Casey ran after his car, but it was already gone around the cor­ner. He scoped around, know­ing he need­ed wheels, and start­ed check­ing the doors on every car. Some­one noticed him, shout­ed “hey!” and Casey ran off around the cor­ner again, sprain­ing his ankle in the process.

10:42AM — 1 DEAD, 2 INJURED

Back inside the bank, Mark and Alvy decid­ed it was time to cut their loss­es and leave. Alvy went to the front door to tell Casey to get ready. Alvy did­n’t see the car so he stepped out­side, with his shot­gun, and star­tled a woman about to enter the bank. The woman ran off and Alvy slunk back into the bank.

“What was that scream?” asked Mark as he tried to get War­ren up.

“The car is gone and some lady saw my shot­gun!” replied Alvy.

“That lit­tle fuck­ing pis­sant!” Mark had reser­va­tions about Casey. He knew he could trust him, but he also knew he was­n’t the bravest.

Mark and Alvy knew they could­n’t take a near­ly comatose War­ren any­where and decid­ed they were going to wait it out for six hours until the vault could be opened again. Alvy would watch the hostages as Mark explained the sit­u­a­tion to Whisken.

“Can you please stop point­ing that gun at my stu­dents?” asked Ms. Kather­ine Klein.

“You a teacher?” Alvy low­ered his gun.

“Yes.

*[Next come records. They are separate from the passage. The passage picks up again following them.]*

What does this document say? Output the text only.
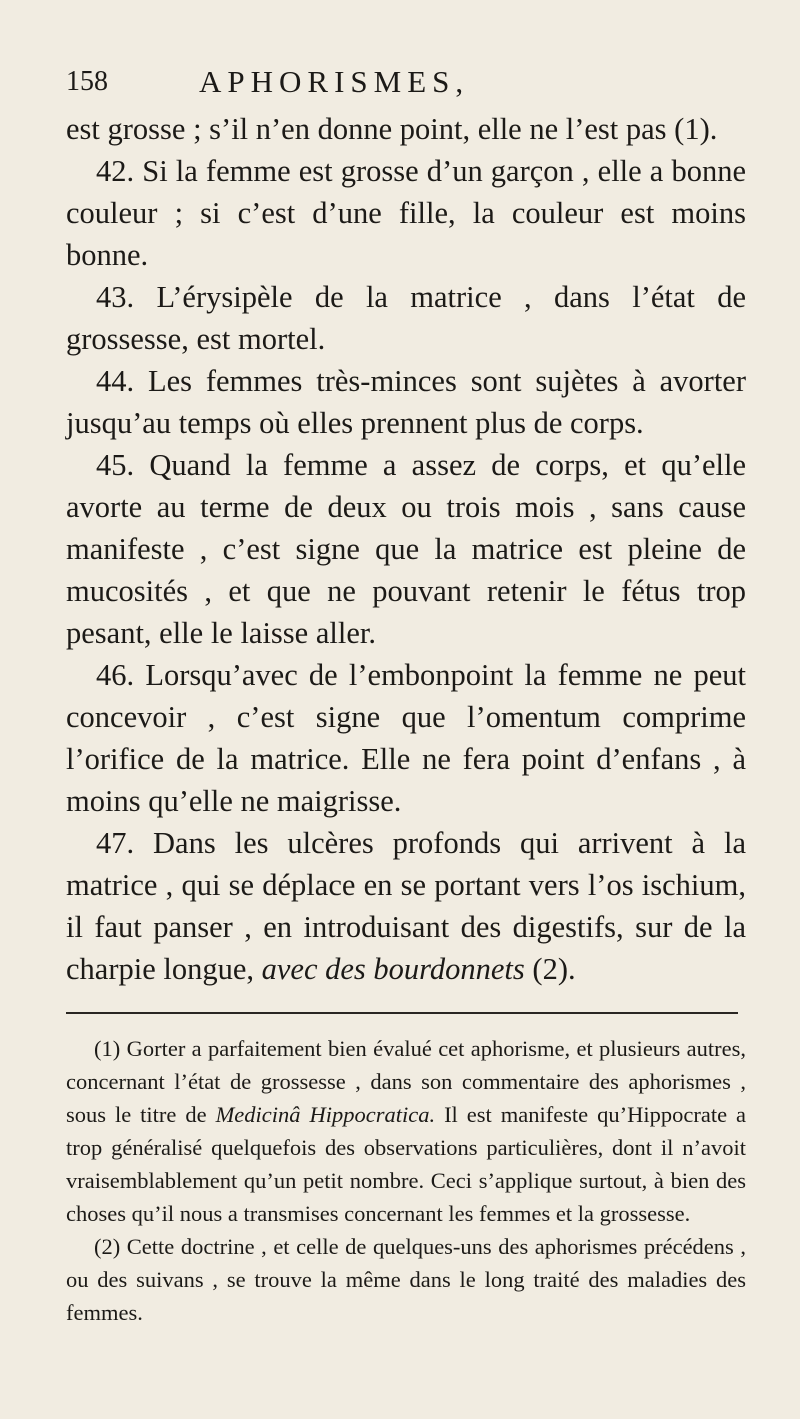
158	APHORISMES,

est grosse ; s’il n’en donne point, elle ne l’est pas (1).

42. Si la femme est grosse d’un garçon , elle a bonne couleur ; si c’est d’une fille, la couleur est moins bonne.

43. L’érysipèle de la matrice , dans l’état de grossesse, est mortel.

44. Les femmes très-minces sont sujètes à avorter jusqu’au temps où elles prennent plus de corps.

45. Quand la femme a assez de corps, et qu’elle avorte au terme de deux ou trois mois , sans cause manifeste , c’est signe que la matrice est pleine de mucosités , et que ne pouvant retenir le fétus trop pesant, elle le laisse aller.

46. Lorsqu’avec de l’embonpoint la femme ne peut concevoir , c’est signe que l’omentum comprime l’orifice de la matrice. Elle ne fera point d’enfans , à moins qu’elle ne maigrisse.

47. Dans les ulcères profonds qui arrivent à la matrice , qui se déplace en se portant vers l’os ischium, il faut panser , en introduisant des digestifs, sur de la charpie longue, avec des bourdonnets (2).

(1) Gorter a parfaitement bien évalué cet aphorisme, et plusieurs autres, concernant l’état de grossesse , dans son commentaire des aphorismes , sous le titre de Medicinâ Hippocratica. Il est manifeste qu’Hippocrate a trop généralisé quelquefois des observations particulières, dont il n’avoit vraisemblablement qu’un petit nombre. Ceci s’applique surtout, à bien des choses qu’il nous a transmises concernant les femmes et la grossesse.

(2) Cette doctrine , et celle de quelques-uns des aphorismes précédens , ou des suivans , se trouve la même dans le long traité des maladies des femmes.
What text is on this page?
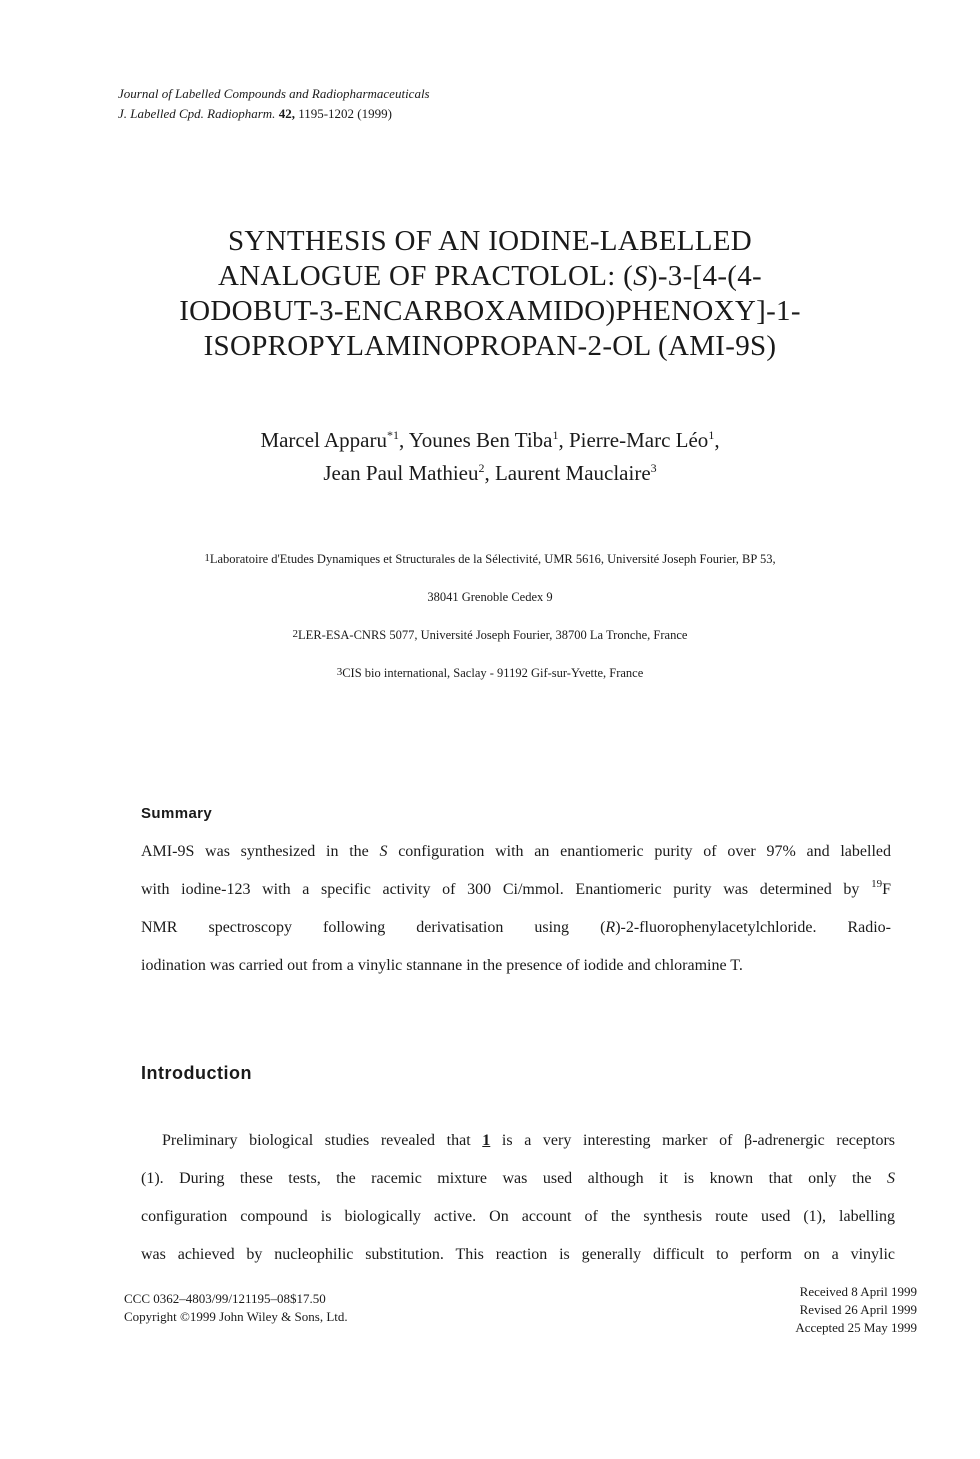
Journal of Labelled Compounds and Radiopharmaceuticals
J. Labelled Cpd. Radiopharm. 42, 1195-1202 (1999)
SYNTHESIS OF AN IODINE-LABELLED
ANALOGUE OF PRACTOLOL: (S)-3-[4-(4-
IODOBUT-3-ENCARBOXAMIDO)PHENOXY]-1-
ISOPROPYLAMINOPROPAN-2-OL (AMI-9S)
Marcel Apparu$^{*1}$, Younes Ben Tiba$^1$, Pierre-Marc Léo$^1$,
Jean Paul Mathieu$^2$, Laurent Mauclaire$^3$
$^1$Laboratoire d'Etudes Dynamiques et Structurales de la Sélectivité, UMR 5616, Université Joseph Fourier, BP 53,
38041 Grenoble Cedex 9
$^2$LER-ESA-CNRS 5077, Université Joseph Fourier, 38700 La Tronche, France
$^3$CIS bio international, Saclay - 91192 Gif-sur-Yvette, France
Summary
AMI-9S was synthesized in the S configuration with an enantiomeric purity of over 97% and labelled
with iodine-123 with a specific activity of 300 Ci/mmol. Enantiomeric purity was determined by $^{19}$F
NMR spectroscopy following derivatisation using (R)-2-fluorophenylacetylchloride. Radio-
iodination was carried out from a vinylic stannane in the presence of iodide and chloramine T.
Introduction
Preliminary biological studies revealed that 1 is a very interesting marker of β-adrenergic receptors
(1). During these tests, the racemic mixture was used although it is known that only the S
configuration compound is biologically active. On account of the synthesis route used (1), labelling
was achieved by nucleophilic substitution. This reaction is generally difficult to perform on a vinylic
CCC 0362–4803/99/121195–08$17.50
Copyright ©1999 John Wiley & Sons, Ltd.
Received 8 April 1999
Revised 26 April 1999
Accepted 25 May 1999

I brought my stu­dents to learn about banking.”

“So, you’re a good teacher, huh?”

“I try my best.”

Alvy dragged a chair over and offered it to her. “You teach­ers work too hard to be sit­ting on the ground.” Ms. Kather­ine Klein thanked Alvy and took a seat.

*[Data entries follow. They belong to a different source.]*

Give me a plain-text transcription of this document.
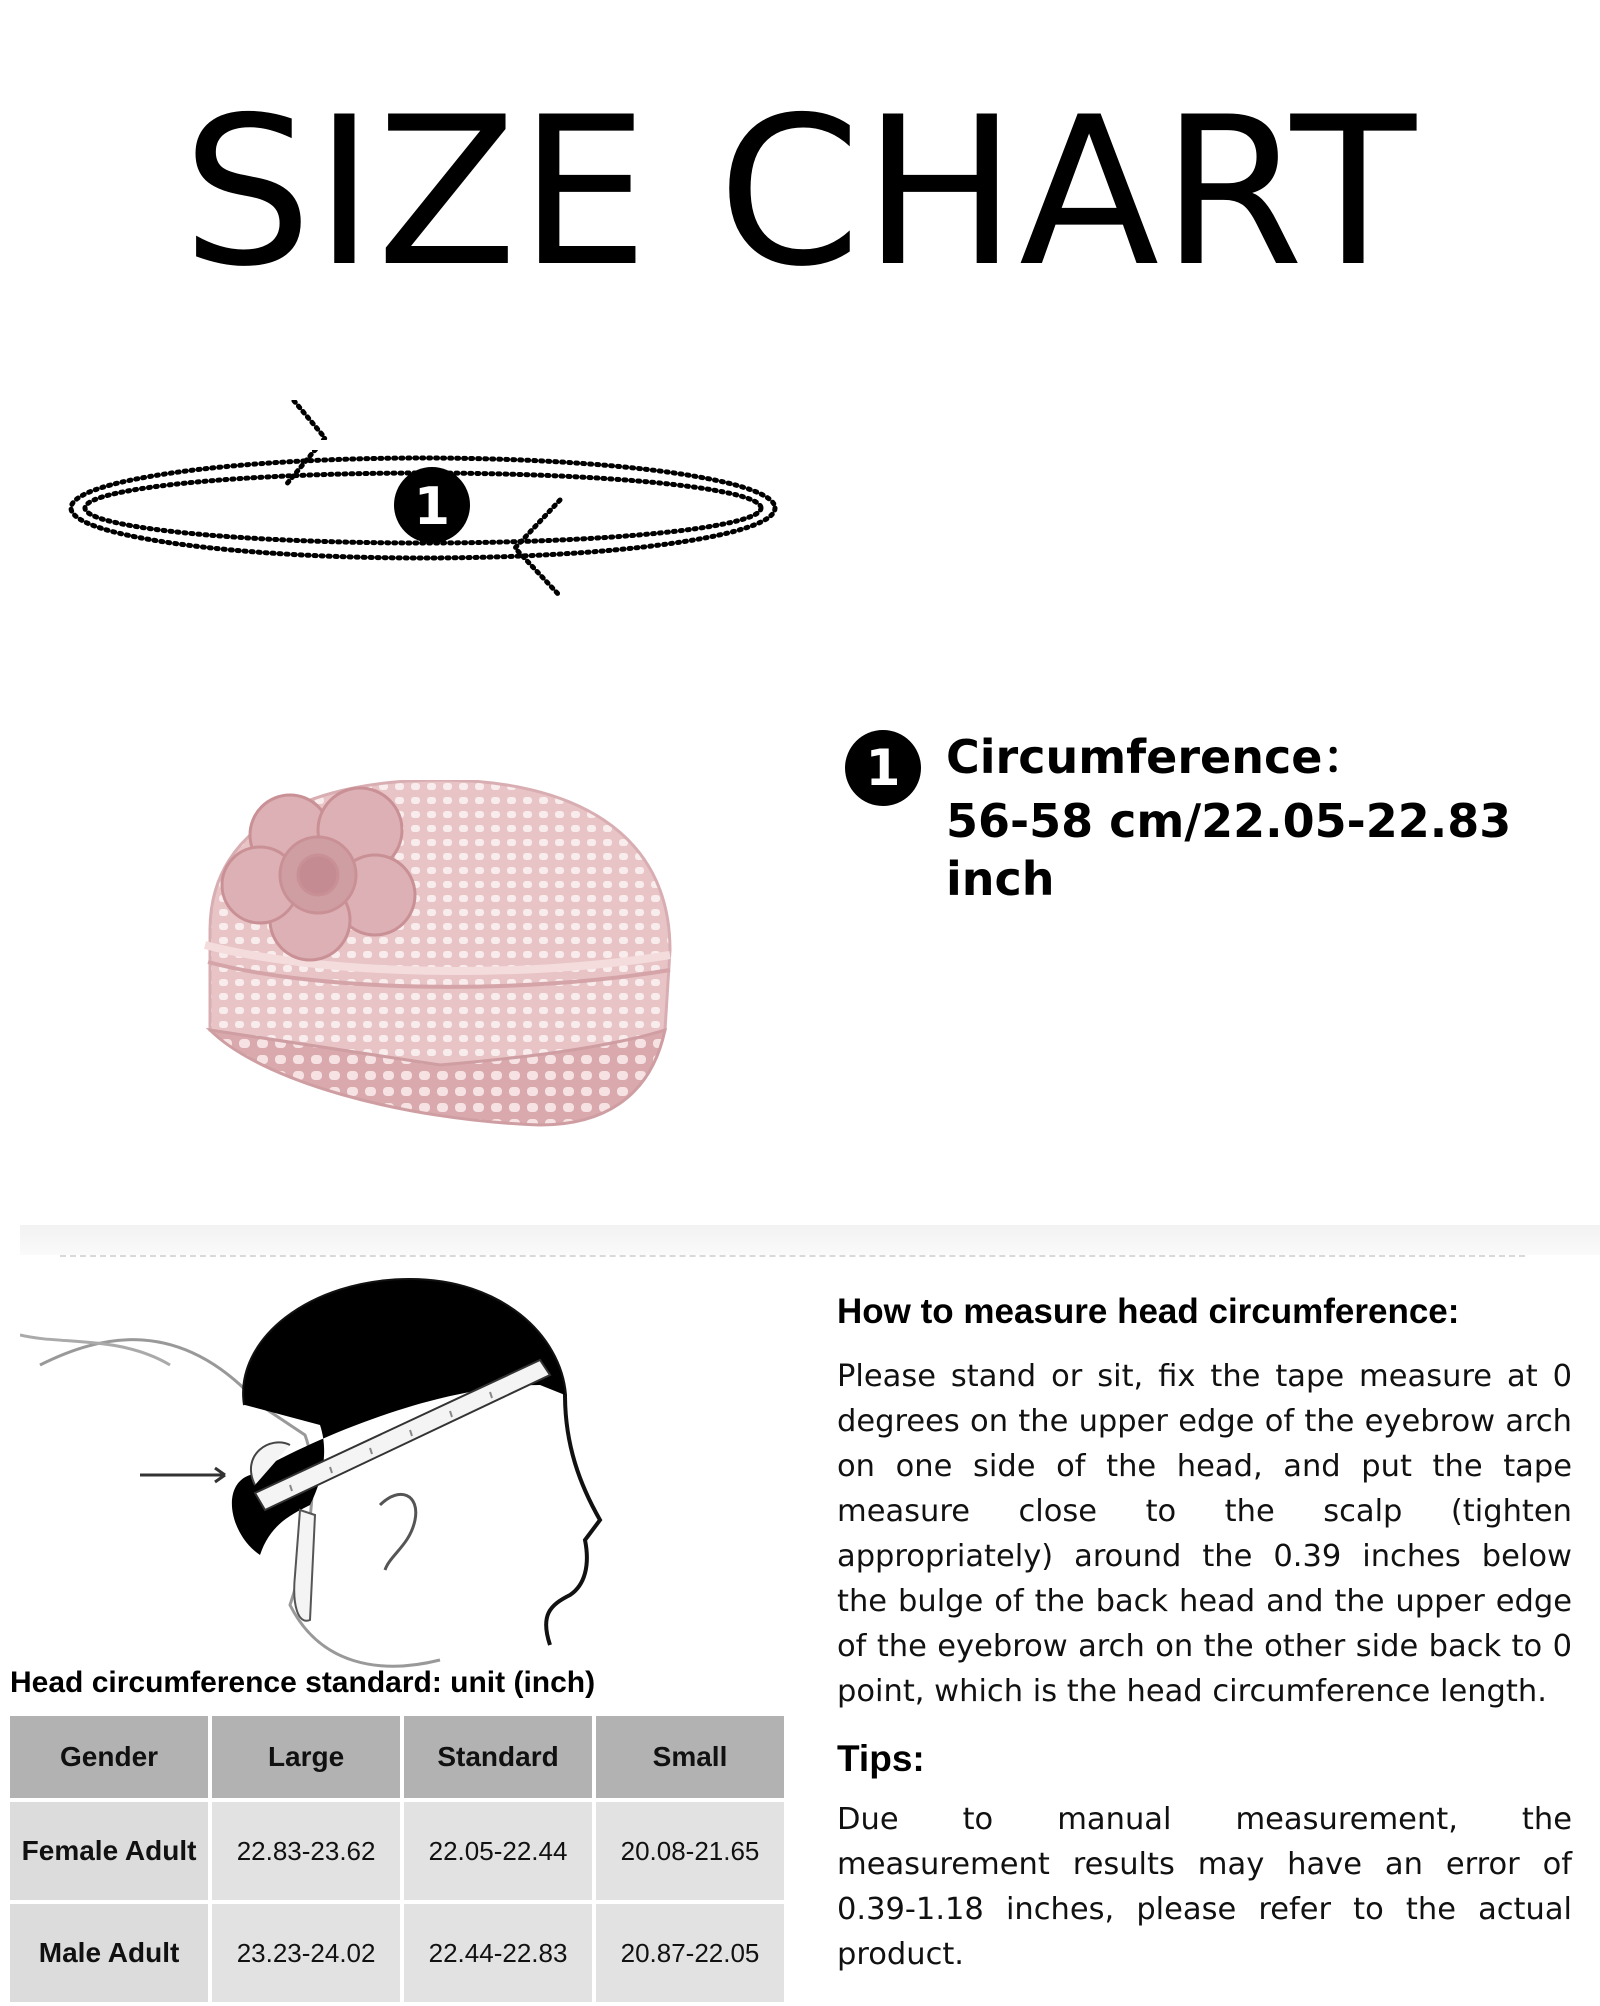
SIZE CHART
1
1 Circumference：
56-58 cm/22.05-22.83 inch
How to measure head circumference:
Please stand or sit, fix the tape measure at 0 degrees on the upper edge of the eyebrow arch on one side of the head, and put the tape measure close to the scalp (tighten appropriately) around the 0.39 inches below the bulge of the back head and the upper edge of the eyebrow arch on the other side back to 0 point, which is the head circumference length.
Tips:
Due to manual measurement, the measurement results may have an error of 0.39-1.18 inches, please refer to the actual product.
Head circumference standard: unit (inch)
Gender	Large	Standard	Small
Female Adult	22.83-23.62	22.05-22.44	20.08-21.65
Male Adult	23.23-24.02	22.44-22.83	20.87-22.05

Aside from his tour of duty, Alvy spent his entire life in The Old Neigh­bor­hood in New York City with his father, a city elec­tri­cian, and his moth­er, a teacher. The Old Neigh­bor­hood was a melt­ing pot of all the immi­grants: Irish, Pol­ish, Czech, Mozam­biquian­izans. They all had their place in The Old Neigh­boor­hood. On his way to school, Alvy would encounter men sell­ing rugs next to fried fish and morn­ing bar fights next to pãozinho.

When Alvy returned from the war, he found that The Old Neigh­boor­hood had fall­en on hard times. Hot crime and cool drugs were on the rise. They had to close the school that his moth­er worked at because rats had tak­en over and start­ed using it as an effi­cient rat school. His father would have to com­mute two hours each way every day on a vari­ety of trains, fer­ries and sub­way cars. When War­ren came to vis­it Alvy, the two decid­ed that San Fran­cis­co and Mark’s bak­ery would be what they needed.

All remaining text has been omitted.